When the revoke() method is invoked, the user agent MUST run the following steps:

  1. If permission.name has an associated PermissionDescriptor, convert the underlying ECMAScript object to the associated PermissionDescriptor dictionary as described in [[!WEBIDL]], then:
    • If that operation failed, return a Promise rejected with a TypeError and abort these steps.
    • Otherwise, set permission to the result of the operation.
  2. Let promise be a newly-created Promise.
  3. Return promise and continue the following steps asynchronously.
  4. Let identifier be the permission storage identifier associated with the origin, global object and permission.
  5. Run the steps to delete a permission storage entry using identifier.
  6. Run the steps to create a PermissionStatus using permission and resolve promise with the result of those steps.

Examples

This example uses the Permissions API to decide whether local news should be shown using the Geolocation API or with a button offering to add the feature. 

<script>
  navigator.permissions.query({name:'geolocation'}).then(function(result) {
    if (result.state == 'granted') {
      showLocalNewsWithGeolocation();
    } else if (result.state == 'prompt') {
      showButtonToEnableLocalNews();
    }
    // Don't do anything if the permission was denied.
  });
</script>

This example is using the notifications permission for a chat application to show a notification button depending on the permission state. 

<script>
  function updateNotificationButton(state) {
    document.getElementById('chat-notification-button').disabled = (state == 'denied');
  }

  navigator.permissions.query({name:'notifications'}).then(function(result) {
    updateNotificationButton(result.state);

    result.addEventListener('change', function() {
      updateNotificationButton(this.state);
    });
  });
</script>

This example is checking whether the page has the geolocation and the notifications permissions using Promise.all. 

<script>
  Promise.all([navigator.permissions.query({name:'geolocation'}),
               navigator.permissions.query({name:'notifications'})])
  .then(function(result) {
    console.log('Geolocation permission state is ' + result[0].state);
    console.log('Notifications permission state is ' + result[1].state);
  });
</script>

This example is checking whether the page has the camera permission for the first device in the list.
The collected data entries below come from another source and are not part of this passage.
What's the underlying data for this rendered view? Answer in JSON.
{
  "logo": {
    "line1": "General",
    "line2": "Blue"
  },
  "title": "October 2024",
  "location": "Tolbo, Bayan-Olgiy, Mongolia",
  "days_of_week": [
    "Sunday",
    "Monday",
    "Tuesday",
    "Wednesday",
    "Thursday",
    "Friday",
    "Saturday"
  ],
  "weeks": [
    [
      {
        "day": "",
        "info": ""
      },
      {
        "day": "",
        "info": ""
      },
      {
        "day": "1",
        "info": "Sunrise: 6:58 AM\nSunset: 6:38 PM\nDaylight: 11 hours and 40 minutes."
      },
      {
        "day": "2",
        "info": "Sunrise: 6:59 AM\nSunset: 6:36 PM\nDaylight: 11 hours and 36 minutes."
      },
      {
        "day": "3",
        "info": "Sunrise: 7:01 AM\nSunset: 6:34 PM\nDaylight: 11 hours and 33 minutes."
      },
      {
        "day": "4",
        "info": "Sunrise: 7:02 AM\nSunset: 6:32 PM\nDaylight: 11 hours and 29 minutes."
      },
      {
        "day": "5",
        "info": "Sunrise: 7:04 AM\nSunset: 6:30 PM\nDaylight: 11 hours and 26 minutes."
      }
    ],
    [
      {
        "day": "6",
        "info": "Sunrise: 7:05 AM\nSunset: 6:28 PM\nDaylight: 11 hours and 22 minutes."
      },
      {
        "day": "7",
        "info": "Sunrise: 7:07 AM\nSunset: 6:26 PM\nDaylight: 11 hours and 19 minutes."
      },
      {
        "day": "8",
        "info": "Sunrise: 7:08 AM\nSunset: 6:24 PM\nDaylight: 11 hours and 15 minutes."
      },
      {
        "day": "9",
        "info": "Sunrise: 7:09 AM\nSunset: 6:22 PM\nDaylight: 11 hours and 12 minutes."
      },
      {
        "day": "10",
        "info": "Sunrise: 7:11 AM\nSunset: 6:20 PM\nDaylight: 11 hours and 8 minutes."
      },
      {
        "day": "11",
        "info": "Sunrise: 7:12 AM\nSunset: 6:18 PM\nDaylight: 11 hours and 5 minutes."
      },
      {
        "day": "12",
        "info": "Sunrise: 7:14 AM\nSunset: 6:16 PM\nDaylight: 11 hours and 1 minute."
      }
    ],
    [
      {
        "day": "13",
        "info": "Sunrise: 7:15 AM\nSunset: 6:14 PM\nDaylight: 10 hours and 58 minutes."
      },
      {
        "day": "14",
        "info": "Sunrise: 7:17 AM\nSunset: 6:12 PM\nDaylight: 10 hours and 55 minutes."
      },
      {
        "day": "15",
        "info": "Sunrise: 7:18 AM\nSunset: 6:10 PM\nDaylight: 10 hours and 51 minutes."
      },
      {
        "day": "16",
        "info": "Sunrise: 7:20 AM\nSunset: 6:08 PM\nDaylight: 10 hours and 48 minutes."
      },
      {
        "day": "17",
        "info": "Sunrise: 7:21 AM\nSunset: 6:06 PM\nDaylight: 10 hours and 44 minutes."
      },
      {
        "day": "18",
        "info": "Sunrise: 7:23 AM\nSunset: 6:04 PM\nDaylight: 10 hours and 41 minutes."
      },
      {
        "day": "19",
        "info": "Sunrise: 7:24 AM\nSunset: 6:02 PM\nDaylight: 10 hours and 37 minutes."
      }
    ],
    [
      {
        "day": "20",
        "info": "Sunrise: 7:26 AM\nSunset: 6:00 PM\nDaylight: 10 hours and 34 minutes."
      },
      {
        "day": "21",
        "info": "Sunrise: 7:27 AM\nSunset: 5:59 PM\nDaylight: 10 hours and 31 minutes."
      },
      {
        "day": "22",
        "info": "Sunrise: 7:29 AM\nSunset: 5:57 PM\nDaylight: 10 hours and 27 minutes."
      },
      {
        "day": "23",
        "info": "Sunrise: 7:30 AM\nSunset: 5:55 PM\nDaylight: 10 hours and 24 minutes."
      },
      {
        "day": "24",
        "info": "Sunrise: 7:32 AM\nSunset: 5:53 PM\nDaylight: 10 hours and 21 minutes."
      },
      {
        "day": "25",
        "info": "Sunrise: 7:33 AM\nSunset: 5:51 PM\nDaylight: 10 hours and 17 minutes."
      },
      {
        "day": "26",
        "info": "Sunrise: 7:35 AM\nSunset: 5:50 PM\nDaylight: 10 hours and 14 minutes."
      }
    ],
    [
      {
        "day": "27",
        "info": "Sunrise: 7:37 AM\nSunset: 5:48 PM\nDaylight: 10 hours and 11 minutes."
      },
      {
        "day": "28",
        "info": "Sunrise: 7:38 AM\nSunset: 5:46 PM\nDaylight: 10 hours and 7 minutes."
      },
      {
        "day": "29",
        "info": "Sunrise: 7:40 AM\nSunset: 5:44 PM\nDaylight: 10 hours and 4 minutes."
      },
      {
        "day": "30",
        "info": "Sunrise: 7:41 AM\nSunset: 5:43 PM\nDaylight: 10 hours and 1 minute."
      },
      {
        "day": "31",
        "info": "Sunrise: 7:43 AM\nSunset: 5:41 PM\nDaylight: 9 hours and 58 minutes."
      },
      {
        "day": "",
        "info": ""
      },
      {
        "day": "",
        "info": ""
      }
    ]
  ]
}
Error checking omitted. 

<script>
  navigator.mediaDevices.enumerateDevices()
  .then(function(devices) {
     return navigator.permissions.query({name:'camera',
                                         deviceId: devices[0].deviceId})
  })
  .then(function(result) {
     console.log('Camera permission to first camera is ' + result.state);
  }
  .catch(err => console.log('Bad things happened: ' + err.name));
</script>

Acknowledgments

The editors would like to thank Adrienne Porter Felt, Anne van Kesteren, Domenic Denicola, Jake Archibald and Wendy Seltzer for their help with the API design and editorial work.